At the faculty function:
- Israel and China cultural centers
- linguaphone Center

==Honorary professors==
President of Hellenic Republic Konstantinos Stephanopoulos (1997)
- Secretary General for Greeks Abroad Stavros Lambrinidis (1998)
- Rector of University of Ioannina (Greece) Professor Dimitros Glaros (1998)
- Minister for Education and Religious Affairs of Hellenic Republic Grigorios Arsenis (1999)
- Deputy Minister of Foreign Affairs of Hellenic Republic Grigorios Niotis (2000)
- Rector of Donetsk National University, Academician of the National Academy of Sciences of Ukraine, Professor Volodymyr Shevchenko (2001)
- Vice President of the National Academy of Sciences of Ukraine, Academician of the National Academy of Sciences of Ukraine, Professor Ivan Kuras (2001)
- Minister of Education and Culture of Republic of Cyprus Ouranios Ioannides (2003)
- Deputy Minister of Foreign Affairs of Hellenic Republic Yiannis Mangriotis (2003)
- Prime Minister of Hellenic Republic, Head of the Party "New Democracy" Kostas Karamanlis (2003)
- Head of Anastasios G. Leventis Foundation Professor Vassos Karageorghis (2004)
- Deputy Minister of Foreign Affairs of Hellenic Republic Panagiotis Skandalakis (2005)
- President of the Academy of Pedagogical Sciences of Ukraine, Academician of the National Academy of Sciences of Ukraine, Professor Vasyl Kremen (2006)
- President of Hellenic Republic Karolos Papoulias (2006)

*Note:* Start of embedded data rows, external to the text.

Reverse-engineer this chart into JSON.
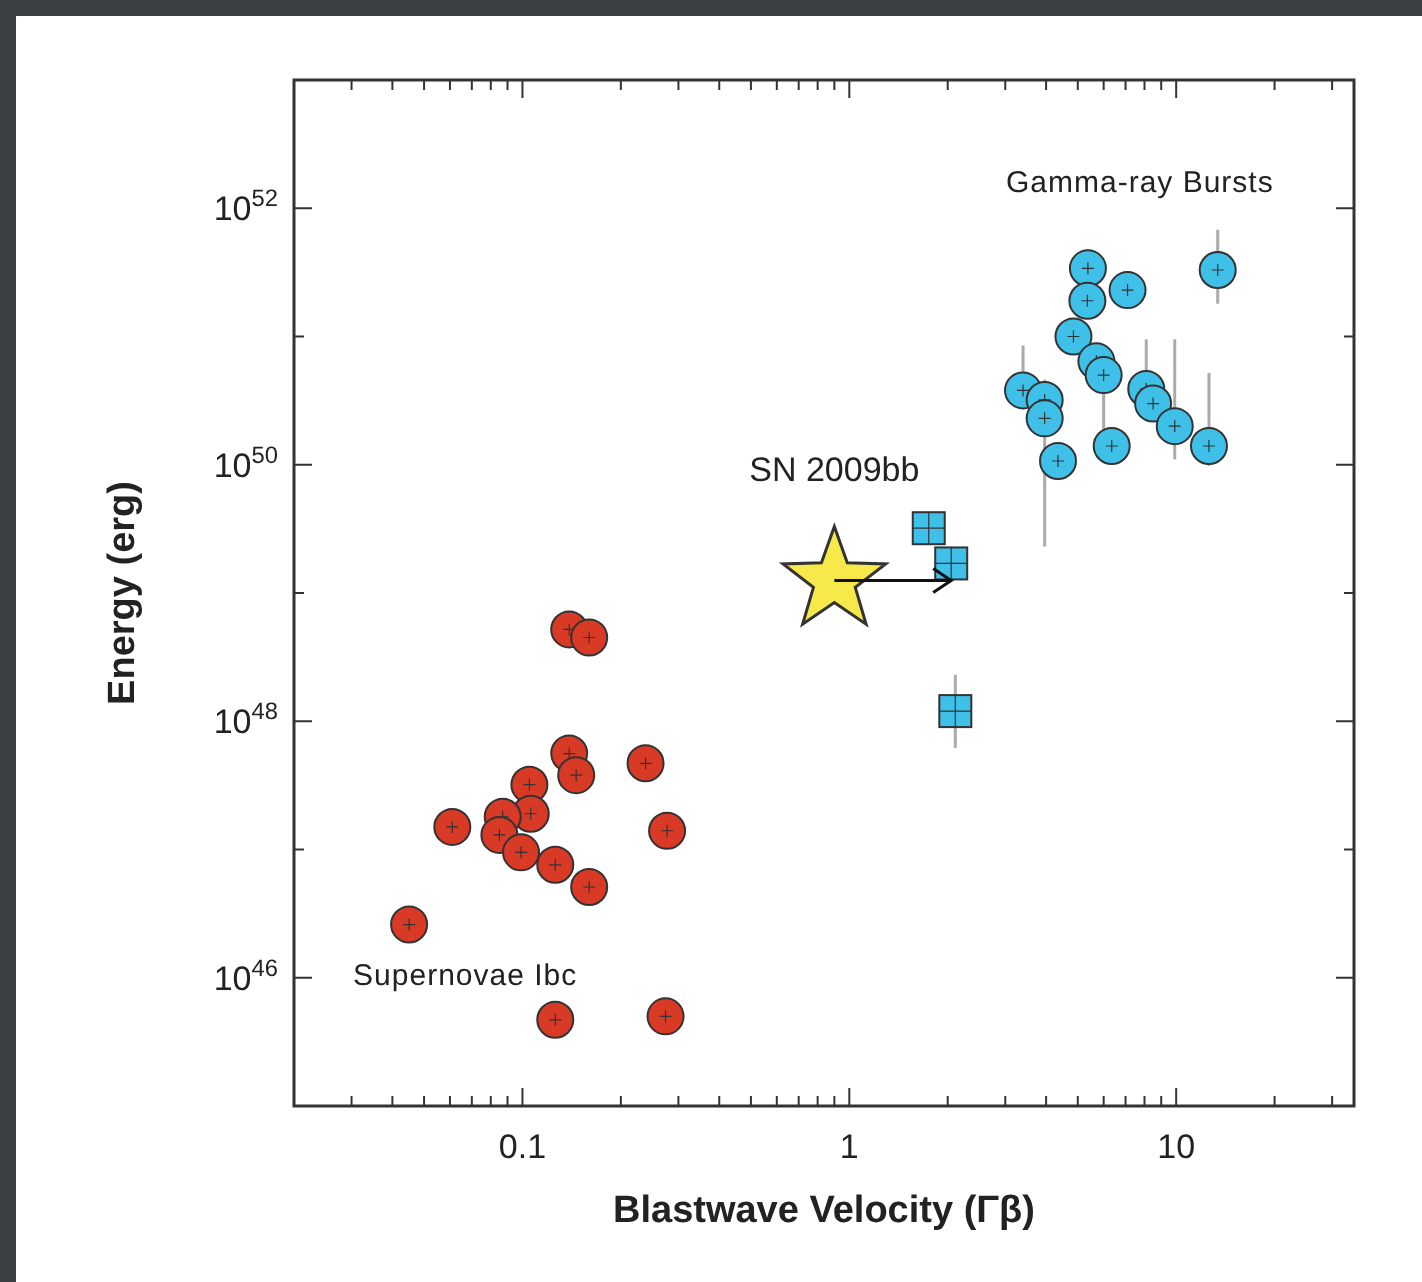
{
  "chart_data": {
    "type": "scatter",
    "xlabel": "Blastwave Velocity (Γβ)",
    "ylabel": "Energy (erg)",
    "log": "xy",
    "xlim": [
      0.02,
      35
    ],
    "ylim": [
      1e+45,
      1e+53
    ],
    "xticks": [
      {
        "value": 0.02,
        "label": null
      },
      {
        "value": 0.03,
        "label": null
      },
      {
        "value": 0.04,
        "label": null
      },
      {
        "value": 0.05,
        "label": null
      },
      {
        "value": 0.06,
        "label": null
      },
      {
        "value": 0.07,
        "label": null
      },
      {
        "value": 0.08,
        "label": null
      },
      {
        "value": 0.09,
        "label": null
      },
      0.1,
      {
        "value": 0.2,
        "label": null
      },
      {
        "value": 0.3,
        "label": null
      },
      {
        "value": 0.4,
        "label": null
      },
      {
        "value": 0.5,
        "label": null
      },
      {
        "value": 0.6,
        "label": null
      },
      {
        "value": 0.7,
        "label": null
      },
      {
        "value": 0.8,
        "label": null
      },
      {
        "value": 0.9,
        "label": null
      },
      1,
      {
        "value": 2,
        "label": null
      },
      {
        "value": 3,
        "label": null
      },
      {
        "value": 4,
        "label": null
      },
      {
        "value": 5,
        "label": null
      },
      {
        "value": 6,
        "label": null
      },
      {
        "value": 7,
        "label": null
      },
      {
        "value": 8,
        "label": null
      },
      {
        "value": 9,
        "label": null
      },
      10,
      {
        "value": 20,
        "label": null
      },
      {
        "value": 30,
        "label": null
      }
    ],
    "yticks": [
      {
        "value": 1e+46,
        "label": "10$^{46}$"
      },
      {
        "value": 1e+47,
        "label": null
      },
      {
        "value": 1e+48,
        "label": "10$^{48}$"
      },
      {
        "value": 1e+49,
        "label": null
      },
      {
        "value": 1e+50,
        "label": "10$^{50}$"
      },
      {
        "value": 1e+51,
        "label": null
      },
      {
        "value": 1e+52,
        "label": "10$^{52}$"
      }
    ],
    "series": [
      {
        "name": "Supernovae Ibc",
        "color": "#d93a26",
        "marker": "circle",
        "x": [
          0.139,
          0.16,
          0.139,
          0.146,
          0.238,
          0.105,
          0.106,
          0.087,
          0.085,
          0.061,
          0.277,
          0.099,
          0.126,
          0.16,
          0.045,
          0.126,
          0.274
        ],
        "values": [
          5.2e+48,
          4.5e+48,
          5.6e+47,
          3.8e+47,
          4.7e+47,
          3.2e+47,
          1.9e+47,
          1.8e+47,
          1.3e+47,
          1.5e+47,
          1.4e+47,
          9.5e+46,
          7.6e+46,
          5.1e+46,
          2.6e+46,
          4.7e+45,
          5e+45
        ]
      },
      {
        "name": "Gamma-ray Bursts",
        "color": "#3ec0e8",
        "marker": "circle",
        "x": [
          5.37,
          5.35,
          7.1,
          13.4,
          4.85,
          5.7,
          6.0,
          3.4,
          3.96,
          3.96,
          8.1,
          8.5,
          9.9,
          12.6,
          6.35,
          4.35
        ],
        "values": [
          3.4e+51,
          1.9e+51,
          2.3e+51,
          3.3e+51,
          1e+51,
          6.4e+50,
          5e+50,
          3.8e+50,
          3.2e+50,
          2.3e+50,
          3.9e+50,
          3e+50,
          2e+50,
          1.4e+50,
          1.4e+50,
          1.07e+50
        ],
        "errors": [
          null,
          null,
          null,
          [
            1.8e+51,
            6.8e+51
          ],
          null,
          null,
          [
            1.8e+50,
            5e+50
          ],
          [
            3.8e+50,
            8.5e+50
          ],
          null,
          [
            2.3e+49,
            4.6e+50
          ],
          [
            3.9e+50,
            9.5e+50
          ],
          null,
          [
            1.1e+50,
            9.5e+50
          ],
          [
            9.8e+49,
            5.2e+50
          ],
          null,
          null
        ]
      },
      {
        "color": "#3ec0e8",
        "marker": "square",
        "x": [
          1.75,
          2.05,
          2.11
        ],
        "values": [
          3.2e+49,
          1.7e+49,
          1.2e+48
        ],
        "errors": [
          null,
          null,
          [
            6.2e+47,
            2.3e+48
          ]
        ]
      },
      {
        "name": "SN 2009bb",
        "color": "#f8e94a",
        "marker": "star",
        "x": [
          0.9
        ],
        "values": [
          1.25e+49
        ]
      }
    ]
  }
}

- High commissioner for Cyprus in the United Kingdom Georgios Iacovou (2007)
- Director of the Italian Institute of Culture in Ukraine Nicola Franco Balloni (2008)
- Dean of Political Science Faculty of University of Messina, Professor Andrea Romano (2009)
- President of Anastasios G. Leventis Foundation, Head of the Board of Directors of "Leventis Group" (Cyprus) Anastasios Paul Leventis (2010)
- President of the Republic of Cyprus Demetris Christofias (2011)
- Director of International and Investor Relations of "System Capital Management" Jock Mendoza-Wilson (2011)

==Awards and reputation==
According to the Order of the Cabinet of Ministers of Ukraine No. 22525 dated of December 28, 2011, "for the tangible contribution into development of national education, strengthening of the international authority of Ukraine and training of highly qualified specialists" the employees of Mariupol State University were awarded the certificate of honour of the Cabinet of Ministers of Ukraine.
MSU positions in national and international academic rankings:
- Ranking of universities in Ukraine, III, IV levels of accreditation "Top-200 Ukraine- 2010" of the European Centre for Higher Education (UNESCO-CEPES) and the Centre "EuroEducation" – assumed 100th spot in the ranking.
- "Best classical Ukrainian universities ranking" (Ministry of Education, Science Youth and Sports of Ukraine) – assumed 24th spot in the ranking.
- Ranking of Ukrainian universities according to the law majors "Compass 2012" – assumed 7th spot in the ranking.